Now as he crept up the loch side in the icy moonlight he was fierce with rage. A stupid child, a little fat spoiled poodle dragged into the forest by her foolish grandmother, ignorant, arrogant, flaunting her so-called sweetness, luring men to evil thoughts, tugging, tugging at his chest. Stupid old woman, fat and flubbery in the chair, wailing. Stupid little girl who should have stayed in town and left him alone. Left the beautiful wolf alone and free on the hillside; the wolf who hunted alone, who struggled against the world. Stupid little brat. Stupid. Stupid. Dangerous idiots. Pink sneakers and a wretched whiny voice.
But even in his rage he was silent, slipping through the trees, careful, deft in the shadows.
Beyond the end of the faint path he had followed, up where the Menzell Burn, frozen into silence, cut down along the forest edge, he found them. The little chubby girl with her clothes torn and her soft belly sticking out under her red jacket, terrified into stillness, petrified, unable to move or shout, was pressed up against a huge boulder left there by a passing glacier a very long time ago. She could not retreat any further and she could not take her eyes off the wolf.
The wolf was three metres away, watching her, crouching, tail and belly low, perfectly attentive. In the moonlight he could see that it was scrawny, too thin and desperate with hunger and grief. The cape of hair on its shoulders, which should have been heavy and luxuriant, was thin and matted into rats’ tails. There was terror and sadness in it.
He paused under the shadow of the last tree. He could see that at any moment the child’s fear would break out and she would turn to run. She was too stupid and ignorant to know that wolves prefer to attack from behind. When she turned it would pounce. He smiled. Waiting and watching.
Its claws would rip off the silly jacket; the weight of its
leap would bowl her over; the fangs would sink into her flanks, and then, when she was down, into her neck. The wolf would be well fed for once, would slink back into the rocks around its cave and lurk there until the winter was over and there was easier ground prey and it would live another wild season, free and beautiful. And he could go home to his bed and no one would ever know.
When he looked at the wolf his headache eased.
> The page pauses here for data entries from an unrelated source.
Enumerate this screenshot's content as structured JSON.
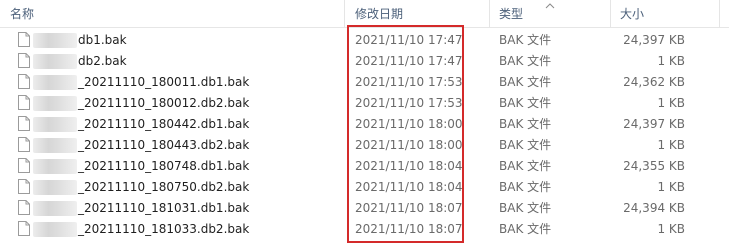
{
  "header": {
    "name": "名称",
    "date_modified": "修改日期",
    "type": "类型",
    "size": "大小"
  },
  "files": [
    {
      "name": "db1.bak",
      "date": "2021/11/10 17:47",
      "type": "BAK 文件",
      "size": "24,397 KB"
    },
    {
      "name": "db2.bak",
      "date": "2021/11/10 17:47",
      "type": "BAK 文件",
      "size": "1 KB"
    },
    {
      "name": "_20211110_180011.db1.bak",
      "date": "2021/11/10 17:53",
      "type": "BAK 文件",
      "size": "24,362 KB"
    },
    {
      "name": "_20211110_180012.db2.bak",
      "date": "2021/11/10 17:53",
      "type": "BAK 文件",
      "size": "1 KB"
    },
    {
      "name": "_20211110_180442.db1.bak",
      "date": "2021/11/10 18:00",
      "type": "BAK 文件",
      "size": "24,397 KB"
    },
    {
      "name": "_20211110_180443.db2.bak",
      "date": "2021/11/10 18:00",
      "type": "BAK 文件",
      "size": "1 KB"
    },
    {
      "name": "_20211110_180748.db1.bak",
      "date": "2021/11/10 18:04",
      "type": "BAK 文件",
      "size": "24,355 KB"
    },
    {
      "name": "_20211110_180750.db2.bak",
      "date": "2021/11/10 18:04",
      "type": "BAK 文件",
      "size": "1 KB"
    },
    {
      "name": "_20211110_181031.db1.bak",
      "date": "2021/11/10 18:07",
      "type": "BAK 文件",
      "size": "24,394 KB"
    },
    {
      "name": "_20211110_181033.db2.bak",
      "date": "2021/11/10 18:07",
      "type": "BAK 文件",
      "size": "1 KB"
    }
  ],
  "colors": {
    "highlight_border": "#d42a2a",
    "header_text": "#4c607a"
  },
  "icons": {
    "file": "file-icon",
    "sort": "sort-caret-icon"
  }
}
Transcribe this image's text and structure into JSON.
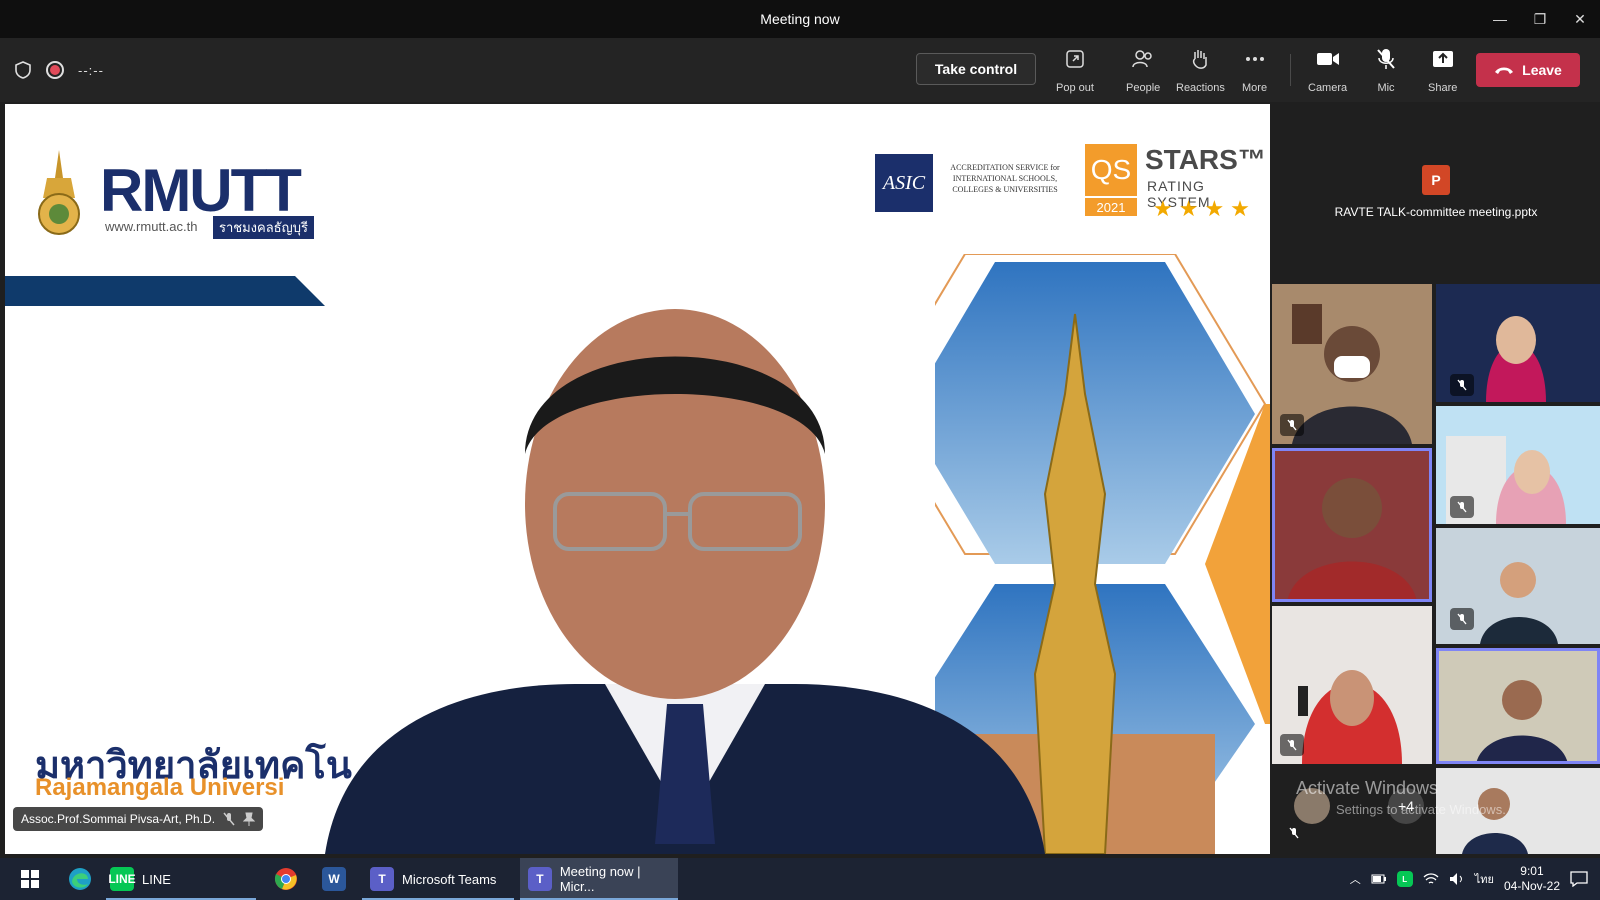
{
  "window": {
    "title": "Meeting now",
    "min": "—",
    "max": "❐",
    "close": "✕"
  },
  "toolbar": {
    "timer": "--:--",
    "take_control": "Take control",
    "buttons": {
      "popout": "Pop out",
      "people": "People",
      "reactions": "Reactions",
      "more": "More",
      "camera": "Camera",
      "mic": "Mic",
      "share": "Share"
    },
    "leave": "Leave",
    "leave_color": "#c4314b"
  },
  "stage": {
    "logo": "RMUTT",
    "url": "www.rmutt.ac.th",
    "thai_tag": "ราชมงคลธัญบุรี",
    "asic": "ASIC",
    "asic_text": "ACCREDITATION SERVICE for INTERNATIONAL SCHOOLS, COLLEGES & UNIVERSITIES",
    "qs": "QS",
    "qs_year": "2021",
    "stars_title": "STARS™",
    "stars_sub": "RATING SYSTEM",
    "stars": "★★★★",
    "thai_name": "มหาวิทยาลัยเทคโน",
    "eng_name": "Rajamangala Universi",
    "speaker_name": "Assoc.Prof.Sommai Pivsa-Art, Ph.D."
  },
  "panel": {
    "content_file": "RAVTE TALK-committee meeting.pptx",
    "ppt_icon_letter": "P",
    "overflow_count": "+4",
    "watermark_title": "Activate Windows",
    "watermark_sub": "Settings to activate Windows."
  },
  "taskbar": {
    "items": {
      "line": "LINE",
      "teams": "Microsoft Teams",
      "meeting": "Meeting now | Micr..."
    },
    "lang": "ไทย",
    "time": "9:01",
    "date": "04-Nov-22"
  },
  "colors": {
    "accent": "#7f85f5",
    "brand": "#1b2f6b",
    "orange": "#f39c2b"
  }
}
The wolf was beautiful. The wolf loved him because he had set it free.
All he had to do was nothing. Just wait. She would crack, run, scream. The wolf would kill. Serve the little bitch right – that would teach them to avoid the forest and stick to the paths and leave him in peace; not come tormenting and tempting him. They would never know he had been here, that he had found her, that he had seen anything.
But they would search until they found her bones and then they would hunt the wolf, and there would be weeks of noise and coming and going and being and doing in the forest and there would be no peace. No peace for the wolf. No peace for him. They were not free. They were not wild.
He could sense the tension in the child and in the wolf. He waited as long as he could. He watched her as the wolf watched her. He knew she had not seen him and she was ready to break. Then he snapped up the rifle barrel, raising it in a single movement. The noise made the wolf turn and stare straight at him. He saw its eyes, filled with sadness. He shot it neatly in the dark space between the two green lights.